My husband and I planned a family vacation to Greece in mid-August, which included special time with my stepdaughter, Gracie. We were so excited to be with Gracie as she experienced a new culture and new traditions. However, the previous June, Gracie’s mom moved, and Gracie’s new school had a different start date—early August.
Our adventure to Greece was canceled. I bawled in disappointment, brokenhearted to see this precious little girl emotionally torn between two families and two schedules. Unfortunately, this canceled trip wasn’t an isolated case of broken plans.
A fight for Gracie, not for our rights
The push and pull of family turmoil became the pattern. All of my husband’s and my arrangements for birthday and holiday celebrations with Gracie—even Flag Day—were derailed. These times were legally ours, but my husband didn’t want to pursue his custodial rights for time with his daughter through the court system. He didn’t want to put Gracie through the pain of being fought over by both parents.

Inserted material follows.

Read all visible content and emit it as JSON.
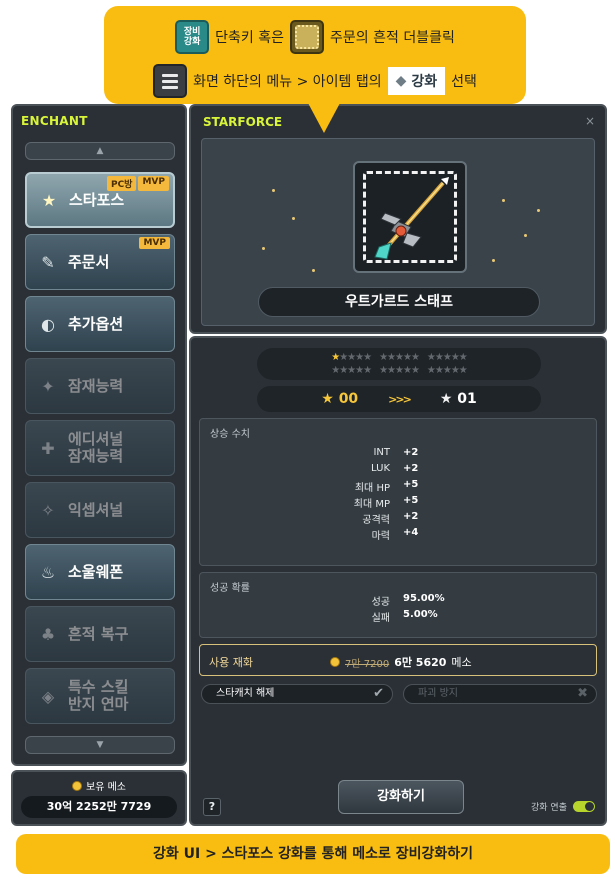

Over time, I realized just how wise he was. Instead of demanding time with his daughter on holidays and summer vacations, he remained steadfast in his focus on doing what was best for Gracie. So when our days to be with Gracie were denied Christmas after Christmas, we worked to be thankful that she was getting to experience holiday traditions with her mom.
Embracing new traditions
Where did that leave us? I still deeply longed to have traditions as a family, something that was ours. Slowly, I crossed out the days that could be shared with Gracie during the holidays and summer break because these times were too emotionally charged and chaotic. Yet I still longed to nurture memories that were unique to our blended family.
Through prayer, I learned to let go of my own plans and expectations for how our family’s traditions might look, and I surrendered to the opportunities God gave my family. That’s when I started bringing the children from my extended family and Gracie together for nonholiday and nonschool break experiences. I was fortunate that several children on my side of the family were around the age of my 7-year-old stepdaughter.
A party for kids of all ages
That first year, I planned a Nerf Blaster party because the kids were active and loved being outside. It was set up as an activity that could be enjoyed by children and adults alike, at a location where a new playground was being built. The future playground had just received mounds of wood chips and dirt, providing the perfect bunkers and hiding spots for our friendly competition.
Each family member brought his or her favorite Nerf toys. Using them, we played hide-and-seek and tried to tag one another. It was a fun afternoon for “kids” of all ages. And soon it became my family’s spring tradition, as we found different locations for this fun event. It was successful for years because it wasn’t tied to a certain holiday or date. We had an entire quarter to make this full-day extravaganza happen.
That tradition served our family well and helped me see that family memories don’t just happen on Christmas or birthdays. More importantly, I learned to be flexible and received a renewed perspective about what quality time meant. Since our family’s traditions didn’t have to be centered on a specific day, we also were able to adjust and change as Gracie grew.
Adjustments to our shared time
Fast forward to my stepdaughter’s teenage years—her first car and first job brought us to a new season. With multiple family activities, teen-work schedules and geographical distance, getting together became even more challenging. So my husband and I created lots of opportunities to enjoy time with the kids, even if someone had to cancel at the last minute.
We’ve had fondue nights, game nights and pool parties. Because we had learned to pivot away from a commitment to be together only on specific dates, we were freed up to enjoy time with our stepdaughter and other children in our extended families when they had time in their schedules. And doing life this way brought our family wonderful memories and the freedom to enjoy one another.